Unveil your beautiful, glowing skin with the daily, gentle exfoliators found in New Dove Exfoliating Bar and Body Wash.


----------



## Haloinrverse (Jan 13, 2005)

do you know if it smells like the dove bar with the blue scrubby things in it?


----------



## NYAngel98 (Jan 13, 2005)

MMMMMM... I'll have to scoop that up! I love Dove stuff... I love the deodorant, smells delish'! I also just bought their new "anti-frizz" cream and 'shape &amp; control" mousse - will be trying them tomorrow! Hope it smells like all the other Dove stuff - love that smell!


----------



## Geek2 (Jan 13, 2005)

Thanks for the info! I gotta check this out to see if it's in the stores here.


----------



## Laura (Jan 13, 2005)

Originally Posted by *Haloinrverse* do you know if it smells like the dove bar with the blue scrubby things in it? I'm not sure Jasmine, i don't think i ever used the dove bar with blue scrubby things in it!!!


----------



## keaLoha (Jan 13, 2005)

Thanks! I'll keep this in mind. I tried Dove's Aromatherapy wash &amp; wasn't impressed. Perhaps this will change my mind about Dove.


----------



## Haloinrverse (Jan 13, 2005)

Originally Posted by *Laura* I'm not sure Jasmine, i don't think i ever used the dove bar with blue scrubby things in it!!! ahh, darn. cause that bar smells fab.

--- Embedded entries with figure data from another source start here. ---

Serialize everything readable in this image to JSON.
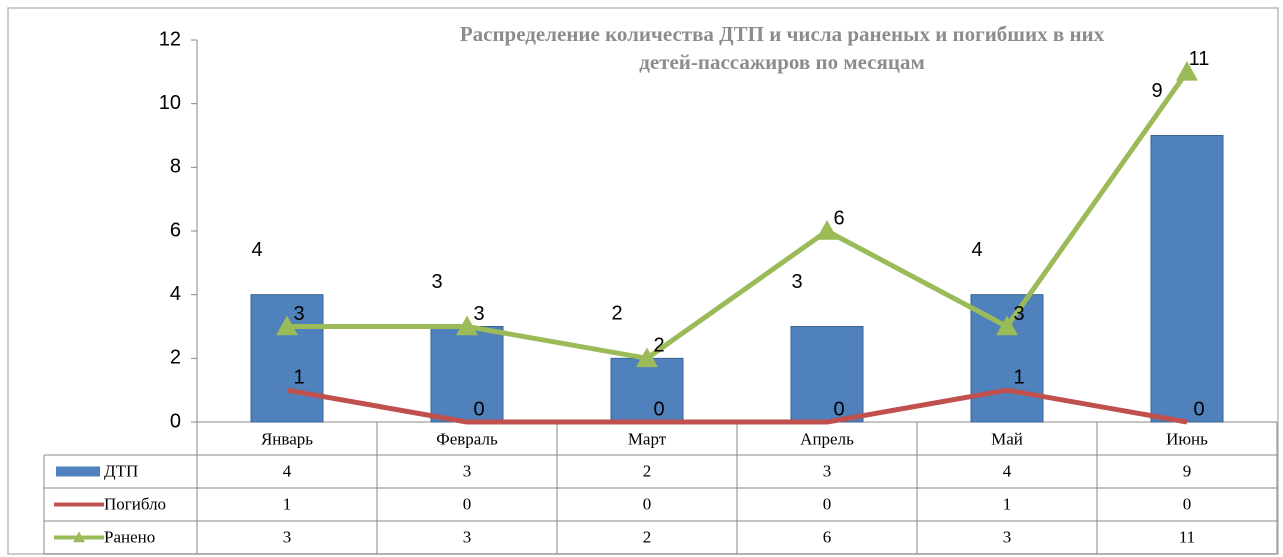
{
  "chart_data": {
    "type": "bar",
    "title": [
      "Распределение количества ДТП и числа раненых и погибших в них",
      "детей-пассажиров по месяцам"
    ],
    "categories": [
      "Январь",
      "Февраль",
      "Март",
      "Апрель",
      "Май",
      "Июнь"
    ],
    "series": [
      {
        "name": "ДТП",
        "type": "bar",
        "color": "#4f81bd",
        "values": [
          4,
          3,
          2,
          3,
          4,
          9
        ]
      },
      {
        "name": "Погибло",
        "type": "line",
        "color": "#c0504d",
        "values": [
          1,
          0,
          0,
          0,
          1,
          0
        ]
      },
      {
        "name": "Ранено",
        "type": "line",
        "color": "#9bbb59",
        "values": [
          3,
          3,
          2,
          6,
          3,
          11
        ]
      }
    ],
    "ylim": [
      0,
      12
    ],
    "yticks": [
      0,
      2,
      4,
      6,
      8,
      10,
      12
    ],
    "grid": false,
    "data_table": true
  }
}
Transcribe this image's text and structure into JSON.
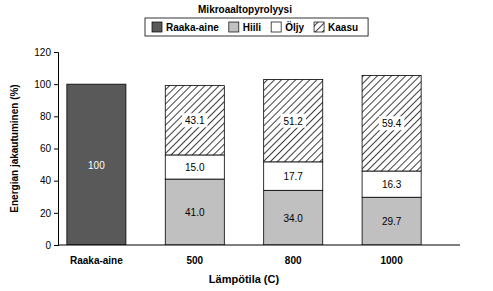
{
  "chart_data": {
    "type": "bar",
    "title": "Mikroaaltopyrolyysi",
    "x_label": "Lämpötila (C)",
    "y_label": "Energian jakautuminen (%)",
    "categories": [
      "Raaka-aine",
      "500",
      "800",
      "1000"
    ],
    "series": [
      {
        "name": "Raaka-aine",
        "color": "#595959",
        "values": [
          100,
          null,
          null,
          null
        ],
        "value_labels": [
          "100",
          null,
          null,
          null
        ]
      },
      {
        "name": "Hiili",
        "color": "#c0c0c0",
        "values": [
          null,
          41.0,
          34.0,
          29.7
        ],
        "value_labels": [
          null,
          "41.0",
          "34.0",
          "29.7"
        ]
      },
      {
        "name": "Öljy",
        "color": "#ffffff",
        "values": [
          null,
          15.0,
          17.7,
          16.3
        ],
        "value_labels": [
          null,
          "15.0",
          "17.7",
          "16.3"
        ]
      },
      {
        "name": "Kaasu",
        "color": "#404040",
        "values": [
          null,
          43.1,
          51.2,
          59.4
        ],
        "value_labels": [
          null,
          "43.1",
          "51.2",
          "59.4"
        ]
      }
    ],
    "ylim": [
      0,
      120
    ],
    "yticks": [
      0,
      20,
      40,
      60,
      80,
      100,
      120
    ],
    "stacked": true,
    "data_labels": true,
    "legend": "top",
    "grid": false
  }
}
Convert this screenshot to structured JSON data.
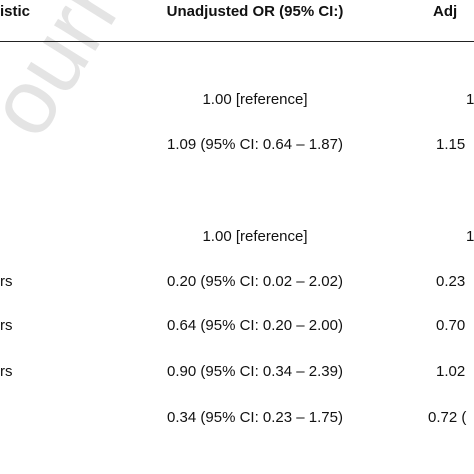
{
  "watermark": "ourna",
  "table": {
    "header": {
      "col1": "istic",
      "col2": "Unadjusted OR (95% CI:)",
      "col3": "Adj"
    },
    "rows": [
      {
        "col2": "1.00 [reference]",
        "col3": "1"
      },
      {
        "col2": "1.09 (95% CI: 0.64 – 1.87)",
        "col3": "1.15"
      },
      {
        "col2": "1.00 [reference]",
        "col3": "1"
      },
      {
        "col1": "rs",
        "col2": "0.20 (95% CI: 0.02 – 2.02)",
        "col3": "0.23"
      },
      {
        "col1": "rs",
        "col2": "0.64 (95% CI: 0.20 – 2.00)",
        "col3": "0.70"
      },
      {
        "col1": "rs",
        "col2": "0.90 (95% CI: 0.34 – 2.39)",
        "col3": "1.02"
      },
      {
        "col2": "0.34 (95% CI: 0.23 – 1.75)",
        "col3": "0.72 ("
      }
    ]
  }
}
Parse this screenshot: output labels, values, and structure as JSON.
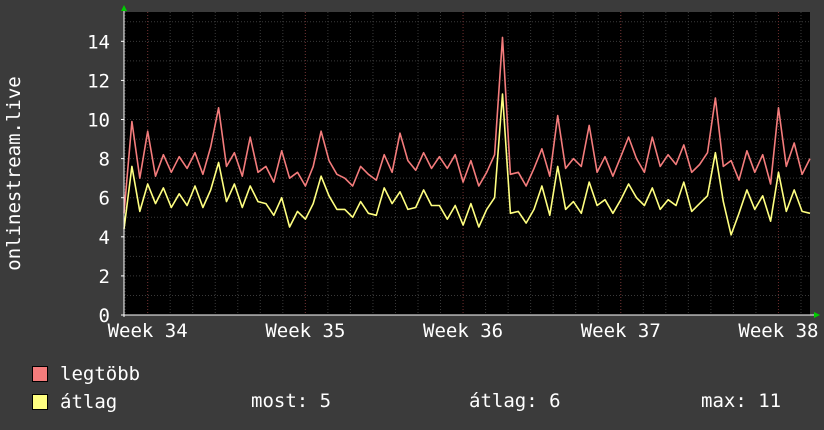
{
  "chart_data": {
    "type": "line",
    "ylabel": "onlinestream.live",
    "ylim": [
      0,
      15.5
    ],
    "yticks": [
      0,
      2,
      4,
      6,
      8,
      10,
      12,
      14
    ],
    "xlim": [
      33.85,
      38.2
    ],
    "xticks": [
      {
        "label": "Week 34",
        "value": 34
      },
      {
        "label": "Week 35",
        "value": 35
      },
      {
        "label": "Week 36",
        "value": 36
      },
      {
        "label": "Week 37",
        "value": 37
      },
      {
        "label": "Week 38",
        "value": 38
      }
    ],
    "grid": true,
    "colors": {
      "background": "#3b3b3b",
      "plot_background": "#000000",
      "grid": "#3a3a3a",
      "week_grid": "#6a2a2a",
      "axis": "#ffffff",
      "arrow": "#00cc00"
    },
    "series": [
      {
        "name": "legtöbb",
        "color": "#f47c7c",
        "x": [
          33.85,
          33.9,
          33.95,
          34.0,
          34.05,
          34.1,
          34.15,
          34.2,
          34.25,
          34.3,
          34.35,
          34.4,
          34.45,
          34.5,
          34.55,
          34.6,
          34.65,
          34.7,
          34.75,
          34.8,
          34.85,
          34.9,
          34.95,
          35.0,
          35.05,
          35.1,
          35.15,
          35.2,
          35.25,
          35.3,
          35.35,
          35.4,
          35.45,
          35.5,
          35.55,
          35.6,
          35.65,
          35.7,
          35.75,
          35.8,
          35.85,
          35.9,
          35.95,
          36.0,
          36.05,
          36.1,
          36.15,
          36.2,
          36.25,
          36.3,
          36.35,
          36.4,
          36.45,
          36.5,
          36.55,
          36.6,
          36.65,
          36.7,
          36.75,
          36.8,
          36.85,
          36.9,
          36.95,
          37.0,
          37.05,
          37.1,
          37.15,
          37.2,
          37.25,
          37.3,
          37.35,
          37.4,
          37.45,
          37.5,
          37.55,
          37.6,
          37.65,
          37.7,
          37.75,
          37.8,
          37.85,
          37.9,
          37.95,
          38.0,
          38.05,
          38.1,
          38.15,
          38.2
        ],
        "values": [
          5.2,
          9.9,
          7.0,
          9.4,
          7.1,
          8.2,
          7.3,
          8.1,
          7.5,
          8.3,
          7.2,
          8.6,
          10.6,
          7.6,
          8.3,
          7.1,
          9.1,
          7.3,
          7.6,
          6.8,
          8.4,
          7.0,
          7.3,
          6.6,
          7.6,
          9.4,
          7.9,
          7.2,
          7.0,
          6.6,
          7.6,
          7.2,
          6.9,
          8.2,
          7.3,
          9.3,
          7.9,
          7.4,
          8.3,
          7.5,
          8.1,
          7.5,
          8.2,
          6.8,
          7.9,
          6.6,
          7.3,
          8.2,
          14.2,
          7.2,
          7.3,
          6.6,
          7.5,
          8.5,
          7.1,
          10.2,
          7.5,
          8.0,
          7.6,
          9.7,
          7.3,
          8.1,
          7.1,
          8.1,
          9.1,
          8.0,
          7.3,
          9.1,
          7.6,
          8.2,
          7.7,
          8.7,
          7.3,
          7.7,
          8.3,
          11.1,
          7.6,
          7.9,
          6.9,
          8.4,
          7.3,
          8.2,
          6.7,
          10.6,
          7.6,
          8.8,
          7.2,
          8.0
        ]
      },
      {
        "name": "átlag",
        "color": "#ffff80",
        "x": [
          33.85,
          33.9,
          33.95,
          34.0,
          34.05,
          34.1,
          34.15,
          34.2,
          34.25,
          34.3,
          34.35,
          34.4,
          34.45,
          34.5,
          34.55,
          34.6,
          34.65,
          34.7,
          34.75,
          34.8,
          34.85,
          34.9,
          34.95,
          35.0,
          35.05,
          35.1,
          35.15,
          35.2,
          35.25,
          35.3,
          35.35,
          35.4,
          35.45,
          35.5,
          35.55,
          35.6,
          35.65,
          35.7,
          35.75,
          35.8,
          35.85,
          35.9,
          35.95,
          36.0,
          36.05,
          36.1,
          36.15,
          36.2,
          36.25,
          36.3,
          36.35,
          36.4,
          36.45,
          36.5,
          36.55,
          36.6,
          36.65,
          36.7,
          36.75,
          36.8,
          36.85,
          36.9,
          36.95,
          37.0,
          37.05,
          37.1,
          37.15,
          37.2,
          37.25,
          37.3,
          37.35,
          37.4,
          37.45,
          37.5,
          37.55,
          37.6,
          37.65,
          37.7,
          37.75,
          37.8,
          37.85,
          37.9,
          37.95,
          38.0,
          38.05,
          38.1,
          38.15,
          38.2
        ],
        "values": [
          4.4,
          7.6,
          5.3,
          6.7,
          5.7,
          6.5,
          5.5,
          6.2,
          5.6,
          6.6,
          5.5,
          6.4,
          7.8,
          5.8,
          6.7,
          5.5,
          6.6,
          5.8,
          5.7,
          5.1,
          6.0,
          4.5,
          5.3,
          4.9,
          5.7,
          7.1,
          6.1,
          5.4,
          5.4,
          5.0,
          5.8,
          5.2,
          5.1,
          6.5,
          5.7,
          6.3,
          5.4,
          5.5,
          6.4,
          5.6,
          5.6,
          4.9,
          5.6,
          4.6,
          5.7,
          4.5,
          5.4,
          6.0,
          11.3,
          5.2,
          5.3,
          4.7,
          5.4,
          6.6,
          5.1,
          7.6,
          5.4,
          5.8,
          5.2,
          6.8,
          5.6,
          5.9,
          5.2,
          5.9,
          6.7,
          6.0,
          5.6,
          6.5,
          5.4,
          5.9,
          5.6,
          6.8,
          5.3,
          5.7,
          6.1,
          8.3,
          5.8,
          4.1,
          5.2,
          6.4,
          5.4,
          6.1,
          4.8,
          7.3,
          5.3,
          6.4,
          5.3,
          5.2
        ]
      }
    ]
  },
  "legend": [
    {
      "label": "legtöbb",
      "color": "#f47c7c"
    },
    {
      "label": "átlag",
      "color": "#ffff80"
    }
  ],
  "stats": {
    "now": "most: 5",
    "avg": "átlag: 6",
    "max": "max: 11"
  }
}
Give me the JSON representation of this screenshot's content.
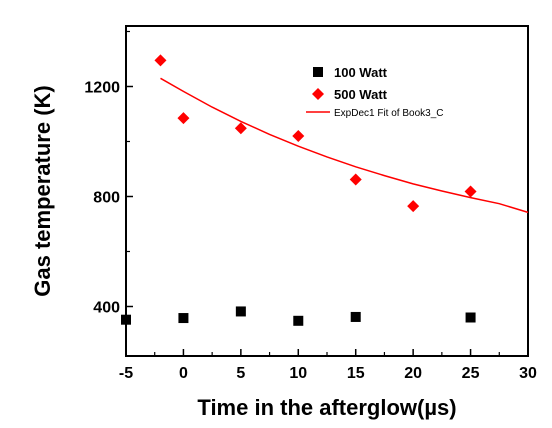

but the last thing i need is another shower gel!


----------



## Haloinrverse (Jan 14, 2005)

i checked it out today and was able to restrain myself. if anyone else is curious, they do have the same scent.


----------



## Laura (Jan 14, 2005)

Oh so it does smell like the bar with blue scrubby things in it!!


----------



## NYAngel98 (Jan 21, 2005)

oooh! I'm going to have to check this out! Welcome back cara! Nice to see you!


----------



## Laura (Jan 21, 2005)

That's cool that i'm not the only one using it! Its great Cara, isn't it.. See girls, i AM right


----------